Although thrombocytopenia appears as a common finding in the ICU, yet it is still unclear whether thrombocytopenia is the cause or just a risk factor for ICU-related mortality. The present study demonstrated that the incidence of thrombocytopenia of at least one platelet count of less than 150×109/l was 70% among medical patients in ICU. Our finding was found in the range of the occurrence of thrombocytopenia in ICU patients (35% to 80%) [6].

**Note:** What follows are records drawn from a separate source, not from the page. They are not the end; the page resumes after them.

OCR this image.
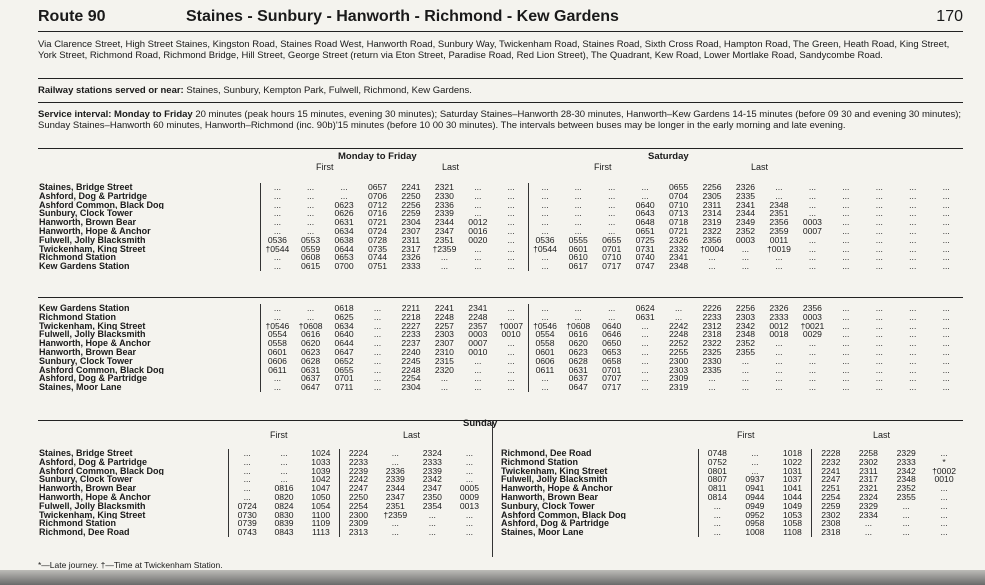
Route 90	Staines - Sunbury - Hanworth - Richmond - Kew Gardens	170

Via Clarence Street, High Street Staines, Kingston Road, Staines Road West, Hanworth Road, Sunbury Way, Twickenham Road, Staines Road, Sixth Cross Road, Hampton Road, The Green, Heath Road, King Street, York Street, Richmond Road, Richmond Bridge, Hill Street, George Street (return via Eton Street, Paradise Road, Red Lion Street), The Quadrant, Kew Road, Lower Mortlake Road, Sandycombe Road.

Railway stations served or near: Staines, Sunbury, Kempton Park, Fulwell, Richmond, Kew Gardens.

Service interval: Monday to Friday 20 minutes (peak hours 15 minutes, evening 30 minutes); Saturday Staines–Hanworth 28-30 minutes, Hanworth–Kew Gardens 14-15 minutes (before 09 30 and evening 30 minutes); Sunday Staines–Hanworth 60 minutes, Hanworth–Richmond (inc. 90b)'15 minutes (before 10 00 30 minutes). The intervals between buses may be longer in the early morning and late evening.

Monday to Friday	Saturday
First	Last	First	Last
Staines, Bridge Street	...	...	...	0657	2241	2321	...	...	...	...	...	...	0655	2256	2326	...	...	...	...	...	...
Ashford, Dog & Partridge	...	...	...	0706	2250	2330	...	...	...	...	...	...	0704	2305	2335	...	...	...	...	...	...
Ashford Common, Black Dog	...	...	0623	0712	2256	2336	...	...	...	...	...	0640	0710	2311	2341	2348	...	...	...	...	...
Sunbury, Clock Tower	...	...	0626	0716	2259	2339	...	...	...	...	...	0643	0713	2314	2344	2351	...	...	...	...	...
Hanworth, Brown Bear	...	...	0631	0721	2304	2344	0012	...	...	...	...	0648	0718	2319	2349	2356	0003	...	...	...	...
Hanworth, Hope & Anchor	...	...	0634	0724	2307	2347	0016	...	...	...	...	0651	0721	2322	2352	2359	0007	...	...	...	...
Fulwell, Jolly Blacksmith	0536	0553	0638	0728	2311	2351	0020	...	0536	0555	0655	0725	2326	2356	0003	0011	...	...	...	...	...
Twickenham, King Street	†0544	0559	0644	0735	2317	†2359	...	...	†0544	0601	0701	0731	2332	†0004	...	†0019	...	...	...	...	...
Richmond Station	...	0608	0653	0744	2326	...	...	...	...	0610	0710	0740	2341	...	...	...	...	...	...	...	...
Kew Gardens Station	...	0615	0700	0751	2333	...	...	...	...	0617	0717	0747	2348	...	...	...	...	...	...	...	...
Kew Gardens Station	...	...	0618	...	2211	2241	2341	...	...	...	...	0624	...	2226	2256	2326	2356	...	...	...	...
Richmond Station	...	...	0625	...	2218	2248	2248	...	...	...	...	0631	...	2233	2303	2333	0003	...	...	...	...
Twickenham, King Street	†0546	†0608	0634	...	2227	2257	2357	†0007	†0546	†0608	0640	...	2242	2312	2342	0012	†0021	...	...	...	...
Fulwell, Jolly Blacksmith	0554	0616	0640	...	2233	2303	0003	0010	0554	0616	0646	...	2248	2318	2348	0018	0029	...	...	...	...
Hanworth, Hope & Anchor	0558	0620	0644	...	2237	2307	0007	...	0558	0620	0650	...	2252	2322	2352	...	...	...	...	...	...
Hanworth, Brown Bear	0601	0623	0647	...	2240	2310	0010	...	0601	0623	0653	...	2255	2325	2355	...	...	...	...	...	...
Sunbury, Clock Tower	0606	0628	0652	...	2245	2315	...	...	0606	0628	0658	...	2300	2330	...	...	...	...	...	...	...
Ashford Common, Black Dog	0611	0631	0655	...	2248	2320	...	...	0611	0631	0701	...	2303	2335	...	...	...	...	...	...	...
Ashford, Dog & Partridge	...	0637	0701	...	2254	...	...	...	...	0637	0707	...	2309	...	...	...	...	...	...	...	...
Staines, Moor Lane	...	0647	0711	...	2304	...	...	...	...	0647	0717	...	2319	...	...	...	...	...	...	...	...
Sunday
First	Last	First	Last
Staines, Bridge Street	...	...	1024	2224	...	2324	...
Ashford, Dog & Partridge	...	...	1033	2233	...	2333	...
Ashford Common, Black Dog	...	...	1039	2239	2336	2339	...
Sunbury, Clock Tower	...	...	1042	2242	2339	2342	...
Hanworth, Brown Bear	...	0816	1047	2247	2344	2347	0005
Hanworth, Hope & Anchor	...	0820	1050	2250	2347	2350	0009
Fulwell, Jolly Blacksmith	0724	0824	1054	2254	2351	2354	0013
Twickenham, King Street	0730	0830	1100	2300	†2359	...	...
Richmond Station	0739	0839	1109	2309	...	...	...
Richmond, Dee Road	0743	0843	1113	2313	...	...	...
Richmond, Dee Road	0748	...	1018	2228	2258	2329	...
Richmond Station	0752	...	1022	2232	2302	2333	*
Twickenham, King Street	0801	...	1031	2241	2311	2342	†0002
Fulwell, Jolly Blacksmith	0807	0937	1037	2247	2317	2348	0010
Hanworth, Hope & Anchor	0811	0941	1041	2251	2321	2352	...
Hanworth, Brown Bear	0814	0944	1044	2254	2324	2355	...
Sunbury, Clock Tower	...	0949	1049	2259	2329	...	...
Ashford Common, Black Dog	...	0952	1053	2302	2334	...	...
Ashford, Dog & Partridge	...	0958	1058	2308	...	...	...
Staines, Moor Lane	...	1008	1108	2318	...	...	...
*—Late journey. †—Time at Twickenham Station.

Our results were also found higher than the findings of Mohammad A, et al. (20%) [7] and Divya K, et al. (67.5%) [8]. these variations in the frequencies of thrombocytopenia might be referred to the differences in geographical areas, origins, techniques used and sample sizes.

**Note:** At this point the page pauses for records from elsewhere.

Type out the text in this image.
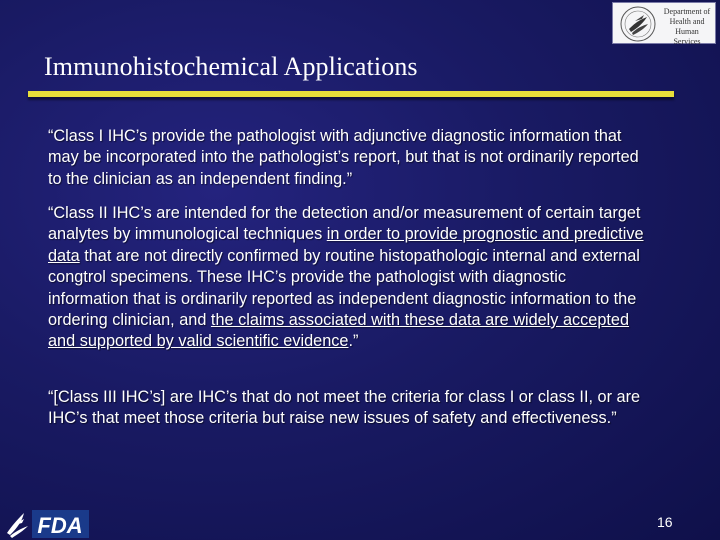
Department of
Health and Human
Services
Immunohistochemical Applications
“Class I IHC’s provide the pathologist with adjunctive diagnostic information that may be incorporated into the pathologist’s report, but that is not ordinarily reported to the clinician as an independent finding.”
“Class II IHC’s are intended for the detection and/or measurement of certain target analytes by immunological techniques in order to provide prognostic and predictive data that are not directly confirmed by routine histopathologic internal and external congtrol specimens. These IHC’s provide the pathologist with diagnostic information that is ordinarily reported as independent diagnostic information to the ordering clinician, and the claims associated with these data are widely accepted and supported by valid scientific evidence.”
“[Class III IHC’s] are IHC’s that do not meet the criteria for class I or class II, or are IHC’s that meet those criteria but raise new issues of safety and effectiveness.”
FDA	16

There was no difference between thrombocytopenic and nonthrombocytopenic patients in terms of age, in which one the majority of the patients developed thrombocytopenia were elder patient (>60 years) (P=0.008). These findings were agreed with the results of Richard S. et al who stated There was difference between thrombocytopenic and nonthrombocytopenic patients in terms of age, as elder patients (>55 years) tend to developed thrombocytopenia than other (P<0.05) [9]. In other side our study failed to assess significant association with gender.

The preset study also showed that, the occurrence of thrombocytopenia was significantly high in the patients received thromboprophylaxis (75%; P=0.000). Similar findings were obtained by Williamson D. et al. The risk of thrombocytopenia was higher in patients who received LMWH thromboprophylaxis [10].

Also the current study showed that, antibiotic (89.3%; P= 0.000), Sedation and mechanical ventilator support (50; P= 0.003), and the SOFA score (5.0 ± 0.2 vs. 3.7 ± 0.3; P= 0.002) were independently associated with the development of thrombocytopenia in critically ill patients. Our results were gone in same line with the studies of Mohammad A et al. [7] and Divya K et al. [8].

ICU admission indications and presence of comorbidities did not differ in thrombocytopenic and nonthrombocytopenic patients (P>0.05). This was in agreement of the study of Mohammad A et al. [7].

Conclusion

The present study concluded that, thrombocytopenia is common in critically ill patients admitted in the ICU. Also, thrombocytopenia was significantly associated with elders, in addition to the patients received thromboprophylaxis, antibiotic, sedation and mechanical ventilator support as well as the patients with higher SOFA score. Recording of the baseline platelet count for critically ill patients admitted to the ICU is recommended with further continuous monitoring of the platelet count during the whole ICU stay.